Greta is essentially about a naive young woman who becomes the source of Narcissistic supply for malignant narcissist much like in Fatal Attraction. Greta has no shame in crossing emotional, physical and other boundaries because she knows she's about to lose her much-needed narcissist supply and she'll do anything to get it back. Frances makes the mistake of telling Greta that her friends nickname her "Chewing Gum" because she tends to always stick around, so Greta uses that statement for her own benefit after Frances tries to avoid her. Frances neglects to heed the advice of a police officer who tells her to simply ignore Greta; instead, when Greta shows up at Frances' workplace and just so happens to get a table in her waiting section, Frances confronts her which is exactly what Greta wanted her to so. Why doesn't Frances block her number? Why doesn't she ask another waitress or her manager to switch her to another section of the restaurant so that she doesn't have to deal with serving Greta? Or why doesn't she simply "grey rock" Greta when interacting with her at the restaurant?
The screenplay by writer/director Neil Jordan and co-writer Ray Wright remains at least somewhat grounded in realism and understands the dark side of human behavior. Based on my own experiences with narcissists similar to Greta, it's very easy for a narcissist's victim such as Frances to be charmed by a narcissist and to give in to their constant hoovering tactics. As Hitchcock once wisely observed, you should always be cautious of the most charming person in the room. Huppert is perfectly cast in the titular role because she convincingly sinks her teeth into Greta's multifaceted emotional layers.
Greta, like Norman Bates, is similar to a Russian doll which makes her all the more interesting: on the surface she may seem charming and confident, but deep down she has a lot of ugliness inside of her which includes sadness, loneliness, insecurity and anger. Although it's not 100% clear based on the film, she was probably not loved enough by her mother and father as a child. In many ways, she behaves like a child or even like a baby herself and goes through an "extinction burst" when she doesn't get what she wants from her supply. She's similar to Queene Anne in The Favourite. You can tell that there's an inner life within her even if the screenplay itself doesn't have much emotional depth. In other words, Huppert's terrific performance compensates for the screenplay's emotional shortcomings. ChloŽ Grace Moretz, among the finest young actresses of our time, is also well-cast and gives a raw, heartfelt performance without any hamming.

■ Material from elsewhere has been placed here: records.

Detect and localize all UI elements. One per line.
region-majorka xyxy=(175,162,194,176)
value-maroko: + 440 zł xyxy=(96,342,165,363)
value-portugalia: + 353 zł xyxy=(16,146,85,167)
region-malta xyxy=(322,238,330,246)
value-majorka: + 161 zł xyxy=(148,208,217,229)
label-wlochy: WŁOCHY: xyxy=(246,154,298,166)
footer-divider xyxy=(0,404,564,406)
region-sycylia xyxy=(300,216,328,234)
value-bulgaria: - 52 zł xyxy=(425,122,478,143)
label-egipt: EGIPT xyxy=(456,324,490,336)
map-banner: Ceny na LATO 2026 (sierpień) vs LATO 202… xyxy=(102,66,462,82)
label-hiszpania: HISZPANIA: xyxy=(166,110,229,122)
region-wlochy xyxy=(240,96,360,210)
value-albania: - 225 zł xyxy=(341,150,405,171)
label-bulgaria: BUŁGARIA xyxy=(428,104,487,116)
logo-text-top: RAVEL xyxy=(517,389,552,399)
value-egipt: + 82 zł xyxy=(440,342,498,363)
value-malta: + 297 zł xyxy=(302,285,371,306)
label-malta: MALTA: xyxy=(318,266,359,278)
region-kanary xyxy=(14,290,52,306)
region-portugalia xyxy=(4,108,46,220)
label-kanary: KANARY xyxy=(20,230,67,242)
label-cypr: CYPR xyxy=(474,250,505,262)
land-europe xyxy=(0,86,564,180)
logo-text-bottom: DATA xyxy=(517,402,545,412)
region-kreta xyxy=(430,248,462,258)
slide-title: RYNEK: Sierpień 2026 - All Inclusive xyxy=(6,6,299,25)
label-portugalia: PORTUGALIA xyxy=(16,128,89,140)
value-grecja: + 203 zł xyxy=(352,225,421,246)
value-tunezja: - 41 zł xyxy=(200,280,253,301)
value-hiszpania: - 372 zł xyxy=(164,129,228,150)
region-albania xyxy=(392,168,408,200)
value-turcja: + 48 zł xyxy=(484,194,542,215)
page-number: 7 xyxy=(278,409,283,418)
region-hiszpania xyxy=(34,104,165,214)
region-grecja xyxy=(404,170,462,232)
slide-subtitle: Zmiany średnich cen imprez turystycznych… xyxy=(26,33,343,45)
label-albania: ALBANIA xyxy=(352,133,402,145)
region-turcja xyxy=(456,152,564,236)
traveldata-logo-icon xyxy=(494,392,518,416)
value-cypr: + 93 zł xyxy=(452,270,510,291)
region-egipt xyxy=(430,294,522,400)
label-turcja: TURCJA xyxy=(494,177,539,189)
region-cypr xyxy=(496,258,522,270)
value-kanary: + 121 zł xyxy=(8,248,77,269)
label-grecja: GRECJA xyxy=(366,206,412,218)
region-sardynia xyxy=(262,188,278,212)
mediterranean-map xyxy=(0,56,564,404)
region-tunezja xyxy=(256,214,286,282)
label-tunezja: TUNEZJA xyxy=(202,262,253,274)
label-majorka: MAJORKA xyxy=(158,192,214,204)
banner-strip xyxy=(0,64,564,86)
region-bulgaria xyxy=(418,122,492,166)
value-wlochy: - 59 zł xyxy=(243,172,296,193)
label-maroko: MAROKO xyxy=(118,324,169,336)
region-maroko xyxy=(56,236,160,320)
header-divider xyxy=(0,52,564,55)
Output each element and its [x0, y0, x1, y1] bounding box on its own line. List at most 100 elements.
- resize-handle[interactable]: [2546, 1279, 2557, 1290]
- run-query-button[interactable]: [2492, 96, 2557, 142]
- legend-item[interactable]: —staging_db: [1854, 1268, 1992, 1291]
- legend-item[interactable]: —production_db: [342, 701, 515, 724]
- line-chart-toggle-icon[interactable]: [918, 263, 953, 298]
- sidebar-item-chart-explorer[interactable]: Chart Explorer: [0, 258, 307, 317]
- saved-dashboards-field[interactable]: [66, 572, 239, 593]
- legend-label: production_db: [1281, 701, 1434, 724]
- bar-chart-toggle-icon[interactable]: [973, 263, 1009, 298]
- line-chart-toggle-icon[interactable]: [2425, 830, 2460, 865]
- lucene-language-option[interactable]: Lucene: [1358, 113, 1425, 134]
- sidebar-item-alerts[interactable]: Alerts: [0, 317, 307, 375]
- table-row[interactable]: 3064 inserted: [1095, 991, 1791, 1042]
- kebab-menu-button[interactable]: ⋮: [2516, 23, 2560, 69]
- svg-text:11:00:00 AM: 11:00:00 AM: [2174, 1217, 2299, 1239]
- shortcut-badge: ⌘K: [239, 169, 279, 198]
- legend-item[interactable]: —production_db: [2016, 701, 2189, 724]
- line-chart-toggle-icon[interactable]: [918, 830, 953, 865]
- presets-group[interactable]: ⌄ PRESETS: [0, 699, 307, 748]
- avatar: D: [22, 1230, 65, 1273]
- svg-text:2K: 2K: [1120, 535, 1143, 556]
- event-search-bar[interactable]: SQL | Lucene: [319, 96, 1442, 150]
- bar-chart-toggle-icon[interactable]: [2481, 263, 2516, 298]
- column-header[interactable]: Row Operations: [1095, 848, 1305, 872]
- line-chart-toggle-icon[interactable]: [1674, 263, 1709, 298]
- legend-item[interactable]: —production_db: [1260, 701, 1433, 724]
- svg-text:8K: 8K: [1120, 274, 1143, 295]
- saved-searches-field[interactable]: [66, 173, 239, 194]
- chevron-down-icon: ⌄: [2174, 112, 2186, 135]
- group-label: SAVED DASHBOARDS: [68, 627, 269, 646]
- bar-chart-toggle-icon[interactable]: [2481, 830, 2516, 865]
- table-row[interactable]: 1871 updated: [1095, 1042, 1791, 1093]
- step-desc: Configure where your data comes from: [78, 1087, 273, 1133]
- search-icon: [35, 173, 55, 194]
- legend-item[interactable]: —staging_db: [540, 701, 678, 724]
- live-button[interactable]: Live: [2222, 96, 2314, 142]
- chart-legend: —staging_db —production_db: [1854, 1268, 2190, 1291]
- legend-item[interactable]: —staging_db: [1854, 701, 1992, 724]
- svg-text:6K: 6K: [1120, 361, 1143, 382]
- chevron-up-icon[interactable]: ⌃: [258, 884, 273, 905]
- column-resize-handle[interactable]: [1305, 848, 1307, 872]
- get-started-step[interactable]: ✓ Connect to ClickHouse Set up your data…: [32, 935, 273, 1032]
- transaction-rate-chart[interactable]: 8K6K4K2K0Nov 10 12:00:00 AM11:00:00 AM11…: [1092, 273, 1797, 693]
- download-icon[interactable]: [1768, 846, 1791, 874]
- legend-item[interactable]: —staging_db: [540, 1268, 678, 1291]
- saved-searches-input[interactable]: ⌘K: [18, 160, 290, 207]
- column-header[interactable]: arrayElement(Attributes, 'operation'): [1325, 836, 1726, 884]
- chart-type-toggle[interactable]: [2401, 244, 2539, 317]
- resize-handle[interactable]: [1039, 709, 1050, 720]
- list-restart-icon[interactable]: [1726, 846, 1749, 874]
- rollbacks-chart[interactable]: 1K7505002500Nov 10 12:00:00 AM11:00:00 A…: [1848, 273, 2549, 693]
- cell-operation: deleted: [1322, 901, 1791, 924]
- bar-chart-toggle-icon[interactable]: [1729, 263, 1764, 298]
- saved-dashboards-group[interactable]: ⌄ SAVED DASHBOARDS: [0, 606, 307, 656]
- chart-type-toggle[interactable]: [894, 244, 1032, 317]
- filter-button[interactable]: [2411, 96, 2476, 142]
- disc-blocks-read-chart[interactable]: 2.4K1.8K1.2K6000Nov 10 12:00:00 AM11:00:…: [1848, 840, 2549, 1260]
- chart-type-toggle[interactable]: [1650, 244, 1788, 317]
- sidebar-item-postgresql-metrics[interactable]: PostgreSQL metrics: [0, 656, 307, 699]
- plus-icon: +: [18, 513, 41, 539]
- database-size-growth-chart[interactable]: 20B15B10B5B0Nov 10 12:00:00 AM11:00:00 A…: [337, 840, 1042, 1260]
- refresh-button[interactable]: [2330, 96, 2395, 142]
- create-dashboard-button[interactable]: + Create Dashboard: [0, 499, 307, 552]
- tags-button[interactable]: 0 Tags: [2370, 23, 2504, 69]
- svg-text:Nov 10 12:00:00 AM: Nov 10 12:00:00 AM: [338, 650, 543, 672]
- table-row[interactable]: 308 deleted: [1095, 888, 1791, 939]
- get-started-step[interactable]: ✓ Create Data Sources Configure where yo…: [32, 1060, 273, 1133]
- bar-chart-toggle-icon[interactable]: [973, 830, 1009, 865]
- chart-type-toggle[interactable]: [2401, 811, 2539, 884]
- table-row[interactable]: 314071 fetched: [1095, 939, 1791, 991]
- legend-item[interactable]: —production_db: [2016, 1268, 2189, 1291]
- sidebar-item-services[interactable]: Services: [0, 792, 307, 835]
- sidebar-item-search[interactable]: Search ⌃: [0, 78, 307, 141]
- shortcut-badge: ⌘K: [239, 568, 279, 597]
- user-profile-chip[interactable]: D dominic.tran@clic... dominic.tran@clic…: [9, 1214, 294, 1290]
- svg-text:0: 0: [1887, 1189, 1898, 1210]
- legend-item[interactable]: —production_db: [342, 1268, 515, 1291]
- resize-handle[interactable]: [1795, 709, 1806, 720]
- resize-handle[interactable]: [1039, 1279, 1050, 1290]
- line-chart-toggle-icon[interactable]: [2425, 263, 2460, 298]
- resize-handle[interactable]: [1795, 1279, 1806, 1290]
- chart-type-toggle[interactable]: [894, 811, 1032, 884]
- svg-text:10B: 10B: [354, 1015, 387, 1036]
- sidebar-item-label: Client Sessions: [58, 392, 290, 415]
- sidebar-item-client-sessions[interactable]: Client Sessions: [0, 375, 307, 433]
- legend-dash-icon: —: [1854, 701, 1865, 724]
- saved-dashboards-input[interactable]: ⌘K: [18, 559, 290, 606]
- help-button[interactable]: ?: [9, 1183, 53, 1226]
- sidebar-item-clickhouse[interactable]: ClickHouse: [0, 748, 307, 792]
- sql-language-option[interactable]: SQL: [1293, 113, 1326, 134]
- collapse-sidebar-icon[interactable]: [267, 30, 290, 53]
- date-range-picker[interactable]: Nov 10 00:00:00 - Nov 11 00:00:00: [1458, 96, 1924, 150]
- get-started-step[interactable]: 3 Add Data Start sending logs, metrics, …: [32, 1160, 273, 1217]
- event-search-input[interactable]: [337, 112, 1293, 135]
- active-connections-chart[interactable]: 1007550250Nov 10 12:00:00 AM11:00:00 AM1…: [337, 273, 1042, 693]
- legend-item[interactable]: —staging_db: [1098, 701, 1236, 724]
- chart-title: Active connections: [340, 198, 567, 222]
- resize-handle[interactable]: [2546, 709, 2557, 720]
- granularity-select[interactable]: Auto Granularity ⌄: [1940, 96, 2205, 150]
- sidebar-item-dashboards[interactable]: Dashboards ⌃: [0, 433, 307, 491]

It's fascinating to observe the dynamics between Greta and Frances even though some of it feels heavy-handed and contrived. If only Jordan were to have trusted the audience's intelligence and emotions more because there the dialogue at times comes across as too "on the nose" and suffers from overexplaining leaving much room for imagination. At least he doesn't resort to flashbacks, but there's one very cheap gimmick that Siskel and Ebert would've most likely have been annoyed by: a dream sequence (which won't be spoiled here). Greta lacks the subtlety and nuance found in Merci Pour le Chocolat, which also starred Huppert, or With a Friend Like Harry..., but it's nonetheless a wildly entertaining, gripping and wickedly funny psychological thriller as well as an intriguing character study. It's this generation's Fatal Attraction.